Technology is generating significant opportunities for the digital workforce, and the way we work is changing. Employees are demanding consumer-like experiences to match technology in their personal lives, with greater flexibility on where and how they work.
Some companies, such as IBM, are calling employees back to office because they may feel productivity and company culture lags with distributed teams.
The desire to work remotely is not going away, especially among millennials. Fuze conducted a recent survey and through it, found that 85 percent of global employees say remote work appeals to them. Overwhelmingly, the research demonstrated that flexibility is critical to how they view their workplace experience. Not only do 83 percent state they don’t believe that they need to be in the office to be productive, but a further 89 percent believe flexible working should be offered to everyone––as a practice, not as a benefit.
The most important thing for business leaders to understand when offering flexible or remote work benefits is that teams need the right technology tools to stay connected regardless of time zones or physical location.

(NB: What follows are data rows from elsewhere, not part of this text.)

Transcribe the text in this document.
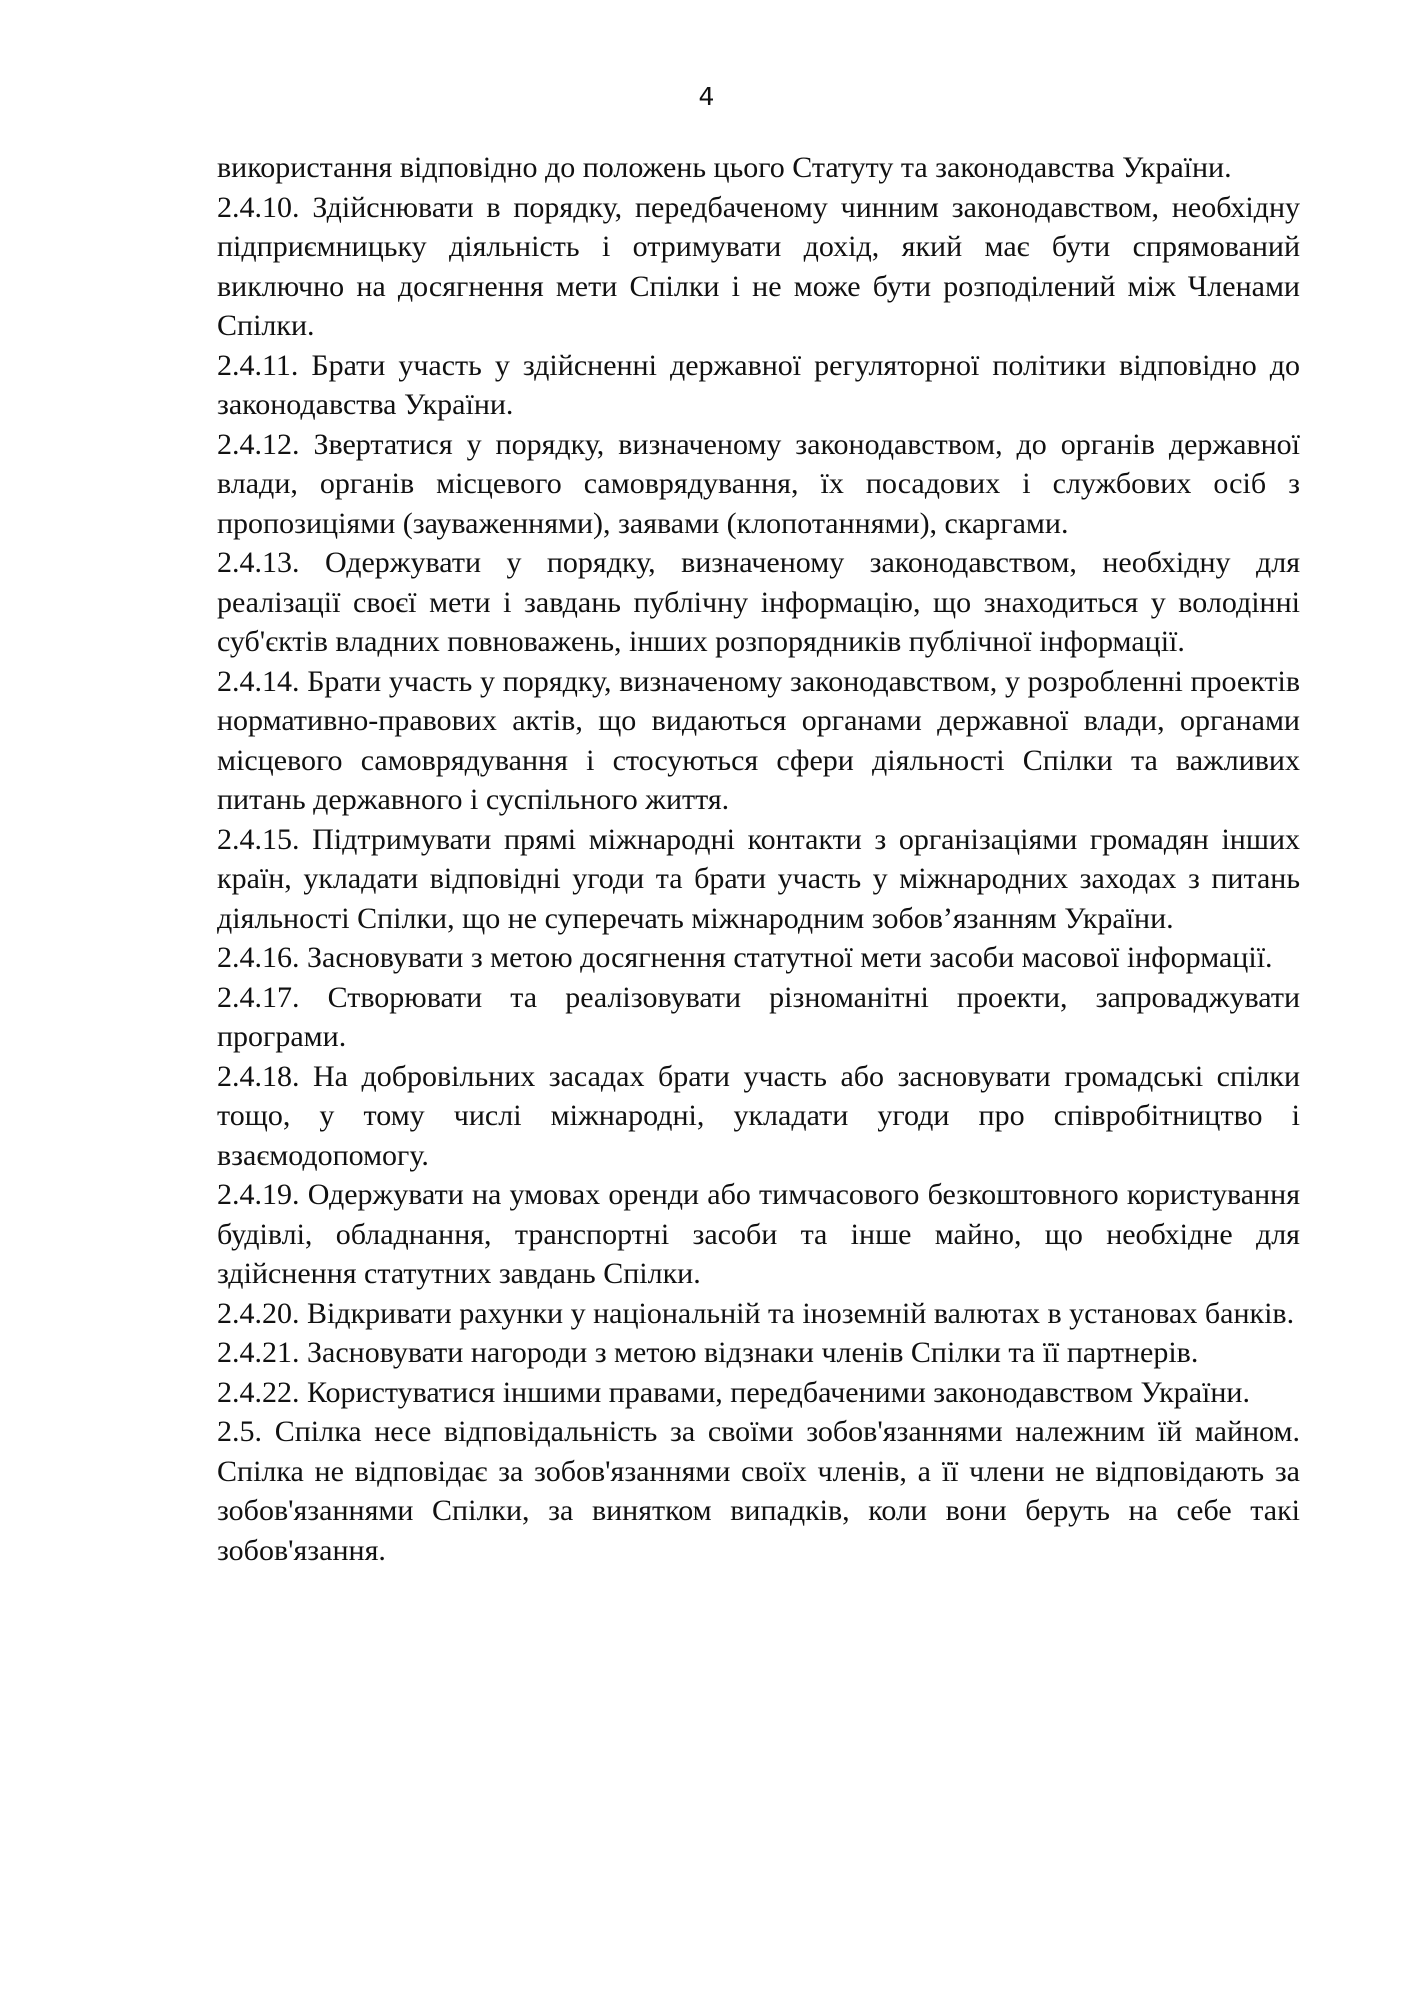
4

використання відповідно до положень цього Статуту та законодавства України.

2.4.10. Здійснювати в порядку, передбаченому чинним законодавством, необхідну підприємницьку діяльність і отримувати дохід, який має бути спрямований виключно на досягнення мети Спілки і не може бути розподілений між Членами Спілки.

2.4.11. Брати участь у здійсненні державної регуляторної політики відповідно до законодавства України.

2.4.12. Звертатися у порядку, визначеному законодавством, до органів державної влади, органів місцевого самоврядування, їх посадових і службових осіб з пропозиціями (зауваженнями), заявами (клопотаннями), скаргами.

2.4.13. Одержувати у порядку, визначеному законодавством, необхідну для реалізації своєї мети і завдань публічну інформацію, що знаходиться у володінні суб'єктів владних повноважень, інших розпорядників публічної інформації.

2.4.14. Брати участь у порядку, визначеному законодавством, у розробленні проектів нормативно-правових актів, що видаються органами державної влади, органами місцевого самоврядування і стосуються сфери діяльності Спілки та важливих питань державного і суспільного життя.

2.4.15. Підтримувати прямі міжнародні контакти з організаціями громадян інших країн, укладати відповідні угоди та брати участь у міжнародних заходах з питань діяльності Спілки, що не суперечать міжнародним зобов’язанням України.

2.4.16. Засновувати з метою досягнення статутної мети засоби масової інформації.

2.4.17. Створювати та реалізовувати різноманітні проекти, запроваджувати програми.

2.4.18. На добровільних засадах брати участь або засновувати громадські спілки тощо, у тому числі міжнародні, укладати угоди про співробітництво і взаємодопомогу.

2.4.19. Одержувати на умовах оренди або тимчасового безкоштовного користування будівлі, обладнання, транспортні засоби та інше майно, що необхідне для здійснення статутних завдань Спілки.

2.4.20. Відкривати рахунки у національній та іноземній валютах в установах банків.

2.4.21. Засновувати нагороди з метою відзнаки членів Спілки та її партнерів.

2.4.22. Користуватися іншими правами, передбаченими законодавством України.

2.5. Спілка несе відповідальність за своїми зобов'язаннями належним їй майном. Спілка не відповідає за зобов'язаннями своїх членів, а її члени не відповідають за зобов'язаннями Спілки, за винятком випадків, коли вони беруть на себе такі зобов'язання.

If the business doesn’t supply the right tools, the barrier for the workforce to adopt consumer tools is so minimal. This ‘shadow IT’ can result in security concerns. Between the tools IT provides to employees and those brought in by workers, most companies have between 8-12 applications across voice, video, and messaging, causing confusion for employees and productivity loss across an organization.

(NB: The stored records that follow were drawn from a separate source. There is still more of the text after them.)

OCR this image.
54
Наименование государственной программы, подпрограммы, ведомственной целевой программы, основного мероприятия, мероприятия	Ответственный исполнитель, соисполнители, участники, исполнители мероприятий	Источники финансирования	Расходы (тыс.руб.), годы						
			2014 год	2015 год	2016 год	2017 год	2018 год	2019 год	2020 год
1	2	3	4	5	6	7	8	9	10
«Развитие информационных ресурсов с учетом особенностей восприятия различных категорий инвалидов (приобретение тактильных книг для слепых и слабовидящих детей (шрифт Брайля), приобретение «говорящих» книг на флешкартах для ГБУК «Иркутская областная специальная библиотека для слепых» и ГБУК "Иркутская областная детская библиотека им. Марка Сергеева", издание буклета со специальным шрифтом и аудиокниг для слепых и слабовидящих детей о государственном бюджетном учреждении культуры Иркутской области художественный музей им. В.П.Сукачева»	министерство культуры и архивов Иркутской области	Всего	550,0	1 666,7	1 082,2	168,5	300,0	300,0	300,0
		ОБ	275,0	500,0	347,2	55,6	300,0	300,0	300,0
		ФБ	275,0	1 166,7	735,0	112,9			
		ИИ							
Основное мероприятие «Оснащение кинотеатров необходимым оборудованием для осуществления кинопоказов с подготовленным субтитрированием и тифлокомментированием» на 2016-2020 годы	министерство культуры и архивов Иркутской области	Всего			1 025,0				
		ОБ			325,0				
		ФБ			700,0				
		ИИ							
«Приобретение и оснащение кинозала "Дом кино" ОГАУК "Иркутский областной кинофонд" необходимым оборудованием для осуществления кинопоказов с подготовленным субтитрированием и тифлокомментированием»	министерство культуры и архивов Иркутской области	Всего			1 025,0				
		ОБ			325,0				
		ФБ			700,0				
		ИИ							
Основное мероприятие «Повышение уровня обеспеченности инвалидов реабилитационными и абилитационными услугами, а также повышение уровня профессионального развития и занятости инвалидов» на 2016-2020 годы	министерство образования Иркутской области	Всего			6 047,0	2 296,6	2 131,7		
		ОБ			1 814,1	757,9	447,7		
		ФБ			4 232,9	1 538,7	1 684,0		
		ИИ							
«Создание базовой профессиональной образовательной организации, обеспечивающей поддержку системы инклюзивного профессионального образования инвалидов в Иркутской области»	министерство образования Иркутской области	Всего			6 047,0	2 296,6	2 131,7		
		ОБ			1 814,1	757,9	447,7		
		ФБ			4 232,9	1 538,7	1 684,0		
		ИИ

There needs to be a balance. In the traditional office environment, leaders had physical evidence of who was engaged and disengaged based on who showed up when, observing what was on people’s screens, and other visual cues. As work moves beyond the office, the real challenge for companies is less about whether or not employees need to be in the office and more about how you can foster engagement and productivity regardless of when and where they get work done. This reinforces the need for streamlined communications and collaboration technology. People want to cue up a video conference or whiteboard an idea within seconds, irrespective of where their “office” is at the moment. When the friction traditionally associated with communications technology is removed, employees are free to collaborate how they prefer and often feel far more connected to their colleagues and the organization itself. The modern office is changing. Organizations that embrace these changes are in the best position to reap significant rewards in the long term.